Regardless of the coarse MANO backbone used, ICL brings consistent and significant improvements.

Mask Ratio Influence: A 70% mask rate was optimal (P-MPVPE=3.8, F@5=0.801). This aligns with MAE—higher masking prompts the model to utilize stronger contextual cues.

Loss Function Ablation:

Loss Combination	P-MPVPE↓	F@5↑
\(\mathcal{L}_V\) only	4.7	0.6
+ \(\mathcal{L}_{mano}\)	4.3	0.6
+ \(\mathcal{L}_{3D}\)	3.9	0.7
+ \(\mathcal{L}_{mano}\) + \(\mathcal{L}_{3D}\)	3.8	0.8

Key Findings¶

ICL allows EgoHandICL to substantially outperform direct regression methods in occlusion and bimanual crossing scenarios.
Contextual reasoning analysis confirms that the model utilizes retrieved templates for inference rather than simple imitation.
Proposed-Full achieved optimal results across all hand engagement types, proving the synergistic generalization advantage of ICL.
VLM reasoning prompts are more effective than descriptive prompts, indicating that semantic reasoning can enhance retrieval quality.
EgoHandICL can be integrated into EgoVLM to improve hand-object interaction reasoning (avg +3%).

Highlights & Insights¶

First Successful Transfer of ICL to 3D Vision: Resolved the modality gap between 2D images and 3D meshes by unifying input and output via MANO parameterization.
VLM as a Retrieval Engine: Utilized the semantic understanding of large models to select contextually relevant templates, demonstrating more robustness than pure visual retrieval.
Synergy of MAE and ICL: The design of partial masking during training to simulate missing info during inference provides a general paradigm for visual ICL.
High Utility: Acts as a plugin to enhance existing hand reconstruction methods (10-31% gain) and improves EgoVLM reasoning capabilities.

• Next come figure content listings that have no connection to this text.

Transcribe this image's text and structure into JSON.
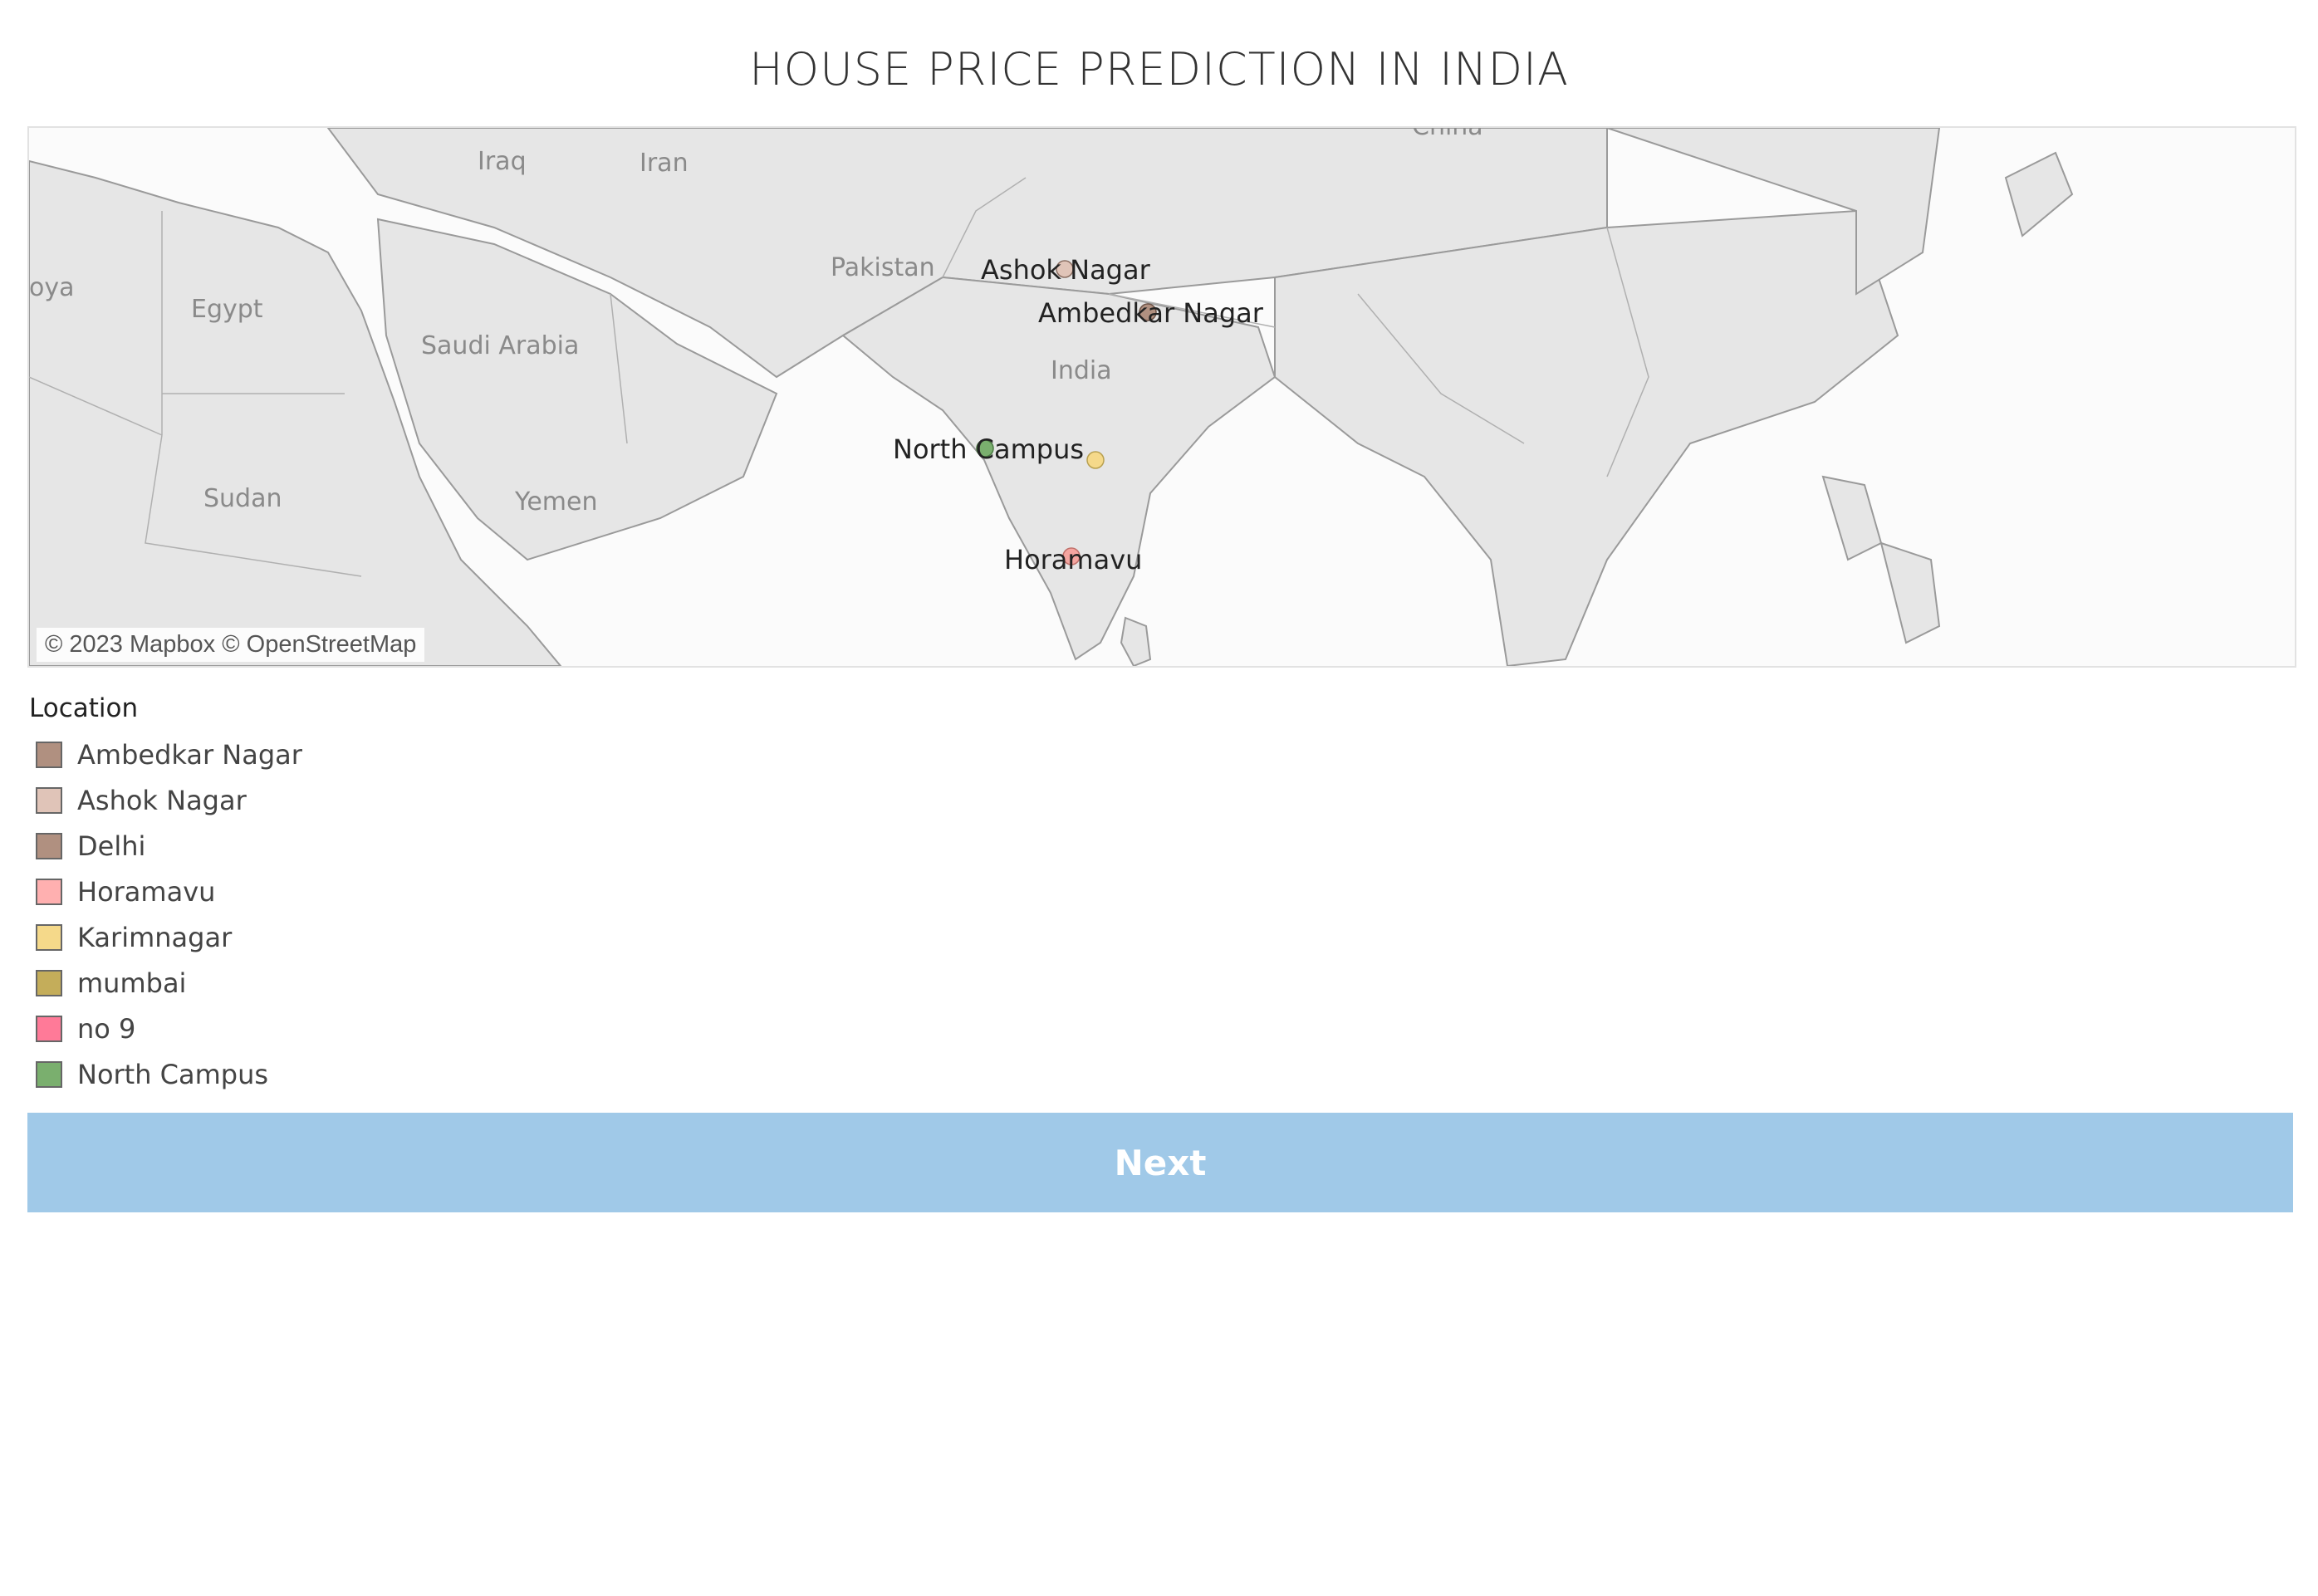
{
  "page": {
    "title": "HOUSE PRICE PREDICTION IN INDIA"
  },
  "map": {
    "country_labels": {
      "iraq": "Iraq",
      "iran": "Iran",
      "libya": "oya",
      "egypt": "Egypt",
      "pakistan": "Pakistan",
      "saudi_arabia": "Saudi Arabia",
      "india": "India",
      "sudan": "Sudan",
      "yemen": "Yemen",
      "china": "China"
    },
    "markers": [
      {
        "name": "Ashok Nagar",
        "color": "#e0c4b8"
      },
      {
        "name": "Ambedkar Nagar",
        "color": "#b09080"
      },
      {
        "name": "North Campus",
        "color": "#7aaf6e"
      },
      {
        "name": "Karimnagar",
        "color": "#f5d98a"
      },
      {
        "name": "Horamavu",
        "color": "#f5a5a0"
      }
    ],
    "marker_labels": {
      "ashok_nagar": "Ashok Nagar",
      "ambedkar_nagar": "Ambedkar Nagar",
      "north_campus": "North Campus",
      "horamavu": "Horamavu"
    },
    "attribution": "© 2023 Mapbox © OpenStreetMap"
  },
  "legend": {
    "title": "Location",
    "items": [
      {
        "label": "Ambedkar Nagar",
        "color": "#b09080"
      },
      {
        "label": "Ashok Nagar",
        "color": "#e0c4b8"
      },
      {
        "label": "Delhi",
        "color": "#b09080"
      },
      {
        "label": "Horamavu",
        "color": "#ffb0b0"
      },
      {
        "label": "Karimnagar",
        "color": "#f5d98a"
      },
      {
        "label": "mumbai",
        "color": "#c4ad5a"
      },
      {
        "label": "no 9",
        "color": "#ff7a98"
      },
      {
        "label": "North Campus",
        "color": "#7aaf6e"
      }
    ]
  },
  "next_button": {
    "label": "Next",
    "color": "#a0c9e8"
  }
}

Limitations & Future Work¶

Only one template is retrieved per query; whether multi-template ICL can provide further improvements remains to be verified.
High overhead for retrieval preprocessing using VLMs (72B parameters), requiring significant compute resources (e.g., 4x A100).
Validated only in laboratory (ARCTIC) and semi-controlled (EgoExo4D) environments; robustness in industry-level complex scenes is yet to be tested.
The representation capacity of the MANO model itself limits modeling of extreme poses and deformations.
Temporal ICL reasoning in video sequences was not explored.

HaMeR/WiLoR: Large-scale ViT-based image-to-MANO regression, serving as the baseline backbones for this work.
Visual ICL (PIC/HiC): Exploration of ICL in point cloud recognition and human motion, but without handling 2D-to-3D modality gaps.
MAE: The masked auto-encoder paradigm provided a solution for the training-inference asymmetry in ICL.
Insight: The combination of the ICL paradigm and VLM retrieval can be extended to other 3D reconstruction tasks involving occlusion or ambiguity (e.g., human pose, object reconstruction).

Rating¶

Novelty: ★★★★★ — First introduction of ICL to 3D hand reconstruction; originality in problem definition and framework design.
Technical Depth: ★★★★☆ — Sophisticated design of the multi-modal tokenizer and MAE training strategy.
Experimental Thoroughness: ★★★★★ — Multi-metric validation across dual datasets with comprehensive ablations.
Value: ★★★★☆ — Open-source code available; serves as a plugin to improve existing methods.
Writing Quality: ★★★★☆ — Clear illustrations and explicit logic for framework components.